Coalition on Homelessness v. City and County of San Francisco is a case that decided people are not "involuntarily homeless" if they have declined a specific offer of available shelter or otherwise have access to such shelter or the means to obtain it.

The 9th Circuit decisions do not prevent cities from providing services, but do prohibit jurisdictions from forcibly removing someone from a location when there are no adequate shelters available for people to seek out, Knight said.

“That's something that is frustrating when you read these amicus briefs … they're making this into a false binary,” Knight said. 

Though Reno and Washoe County officials said they have no plans to participate in the amicus brief, Reno spokesman Landon Miller said the city “is monitoring these legal proceedings and is committed to staying informed about the situation. We will evaluate the potential implications for our community should they arise.”

Sparks City Attorney Wes Duncan, who just participated in passing new city ordinances to restrict people from sleeping in their vehicles near the Truckee River, said these cases constrain local governments from enforcing laws related to “public health and safety issues.”

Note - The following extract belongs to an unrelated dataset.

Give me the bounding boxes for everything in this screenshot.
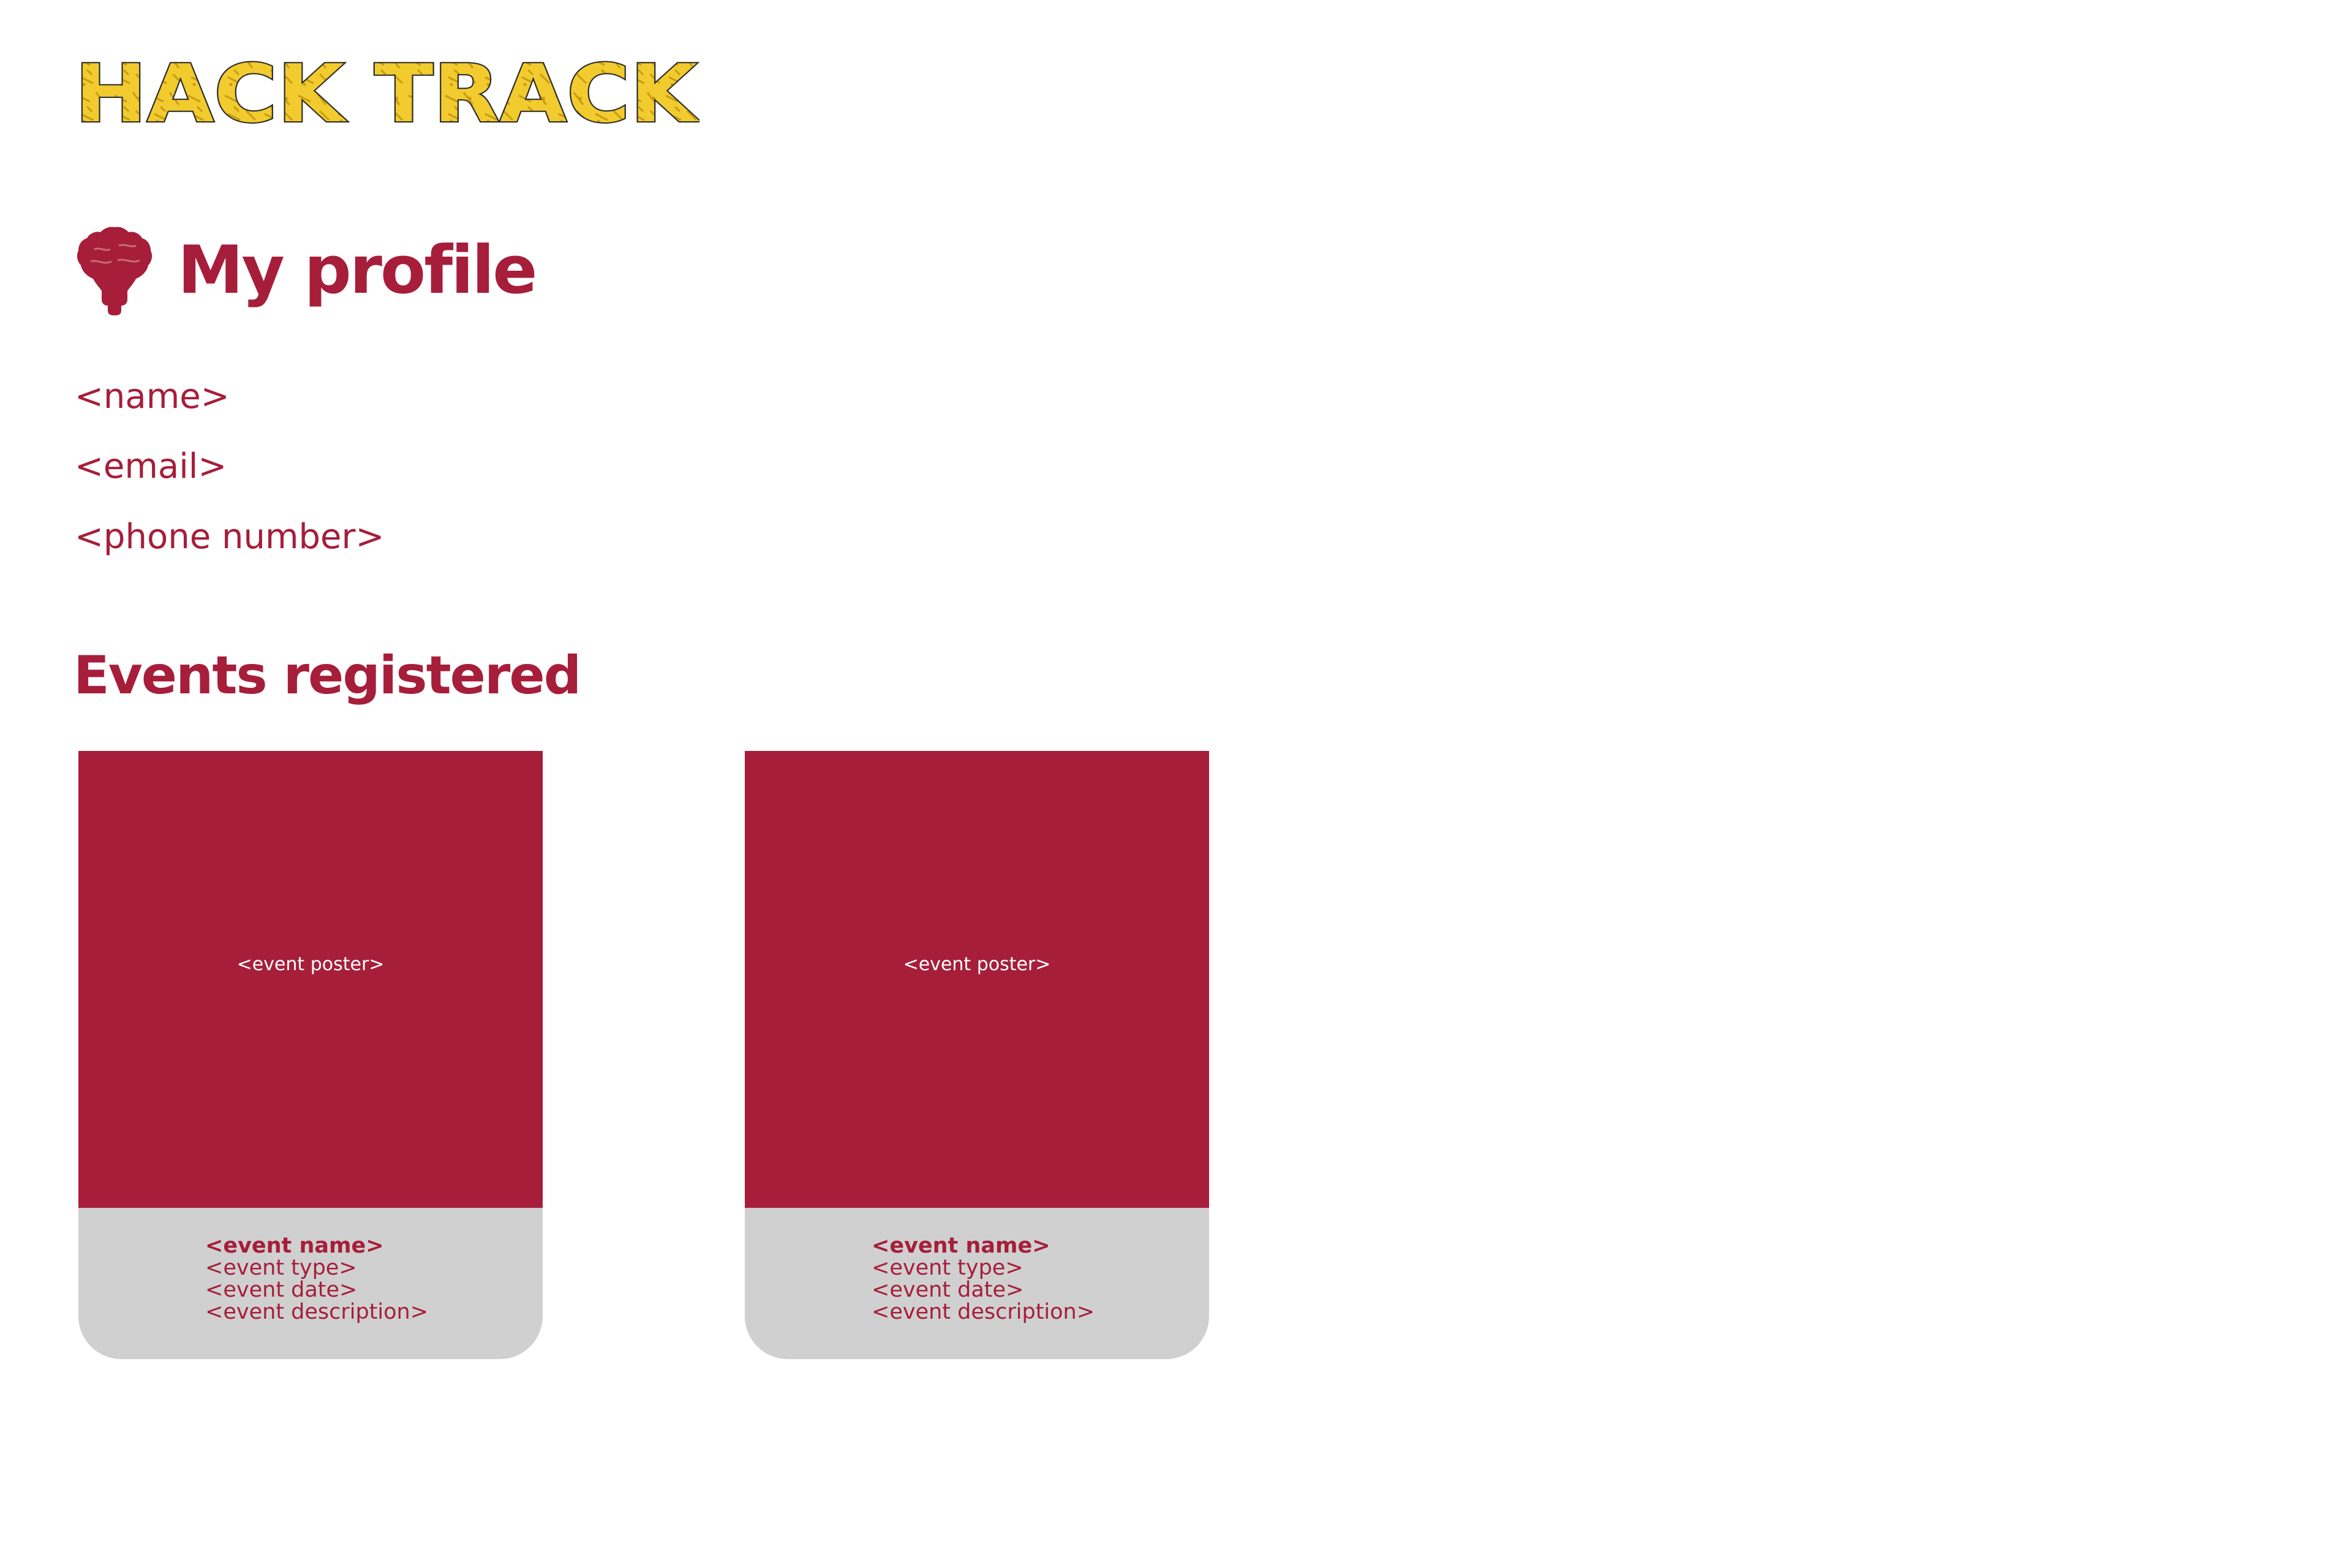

“Although the City of Sparks uses innovative approaches to connect the homeless to services while also enforcing the law, I fully support the efforts of states and western cities to overturn these cases and restore the power of local governments to combat homelessness in their communities,” Duncan wrote in a statement. 

The case for upholding the rulings

Knight said he believes upholding Martin v. Boise and Johnson v. Grants Pass should be a bipartisan issue.

“These are … conservative principles too. This is about limited government. This is about fiscal responsibility. This is about civil rights,” Knight said. 

The booking cost for a single arrest of one person for violating ordinances prohibiting laying or sleeping in a public place is more than more than $100, according to a Florida study published by The Homeless Voice.

Knight said an arrest record can also put up barriers for people seeking housing, creating a loop of homelessness. It is legal in Nevada for a landlord to discriminate against someone with a criminal record.

“The collateral consequences of it on the taxpayers are immense. The cost of incarcerating somebody on an annual basis is [significantly] more than the cost of providing short term and permanent supportive housing options to those who need it,” Knight said.

He said he wants people to remember empathy during this time. 

“Right now, human beings, all Americans need to realize that the homeless community is not different from us. We're all far closer to living on the streets than we ever will be to being a billionaire,” Knight said.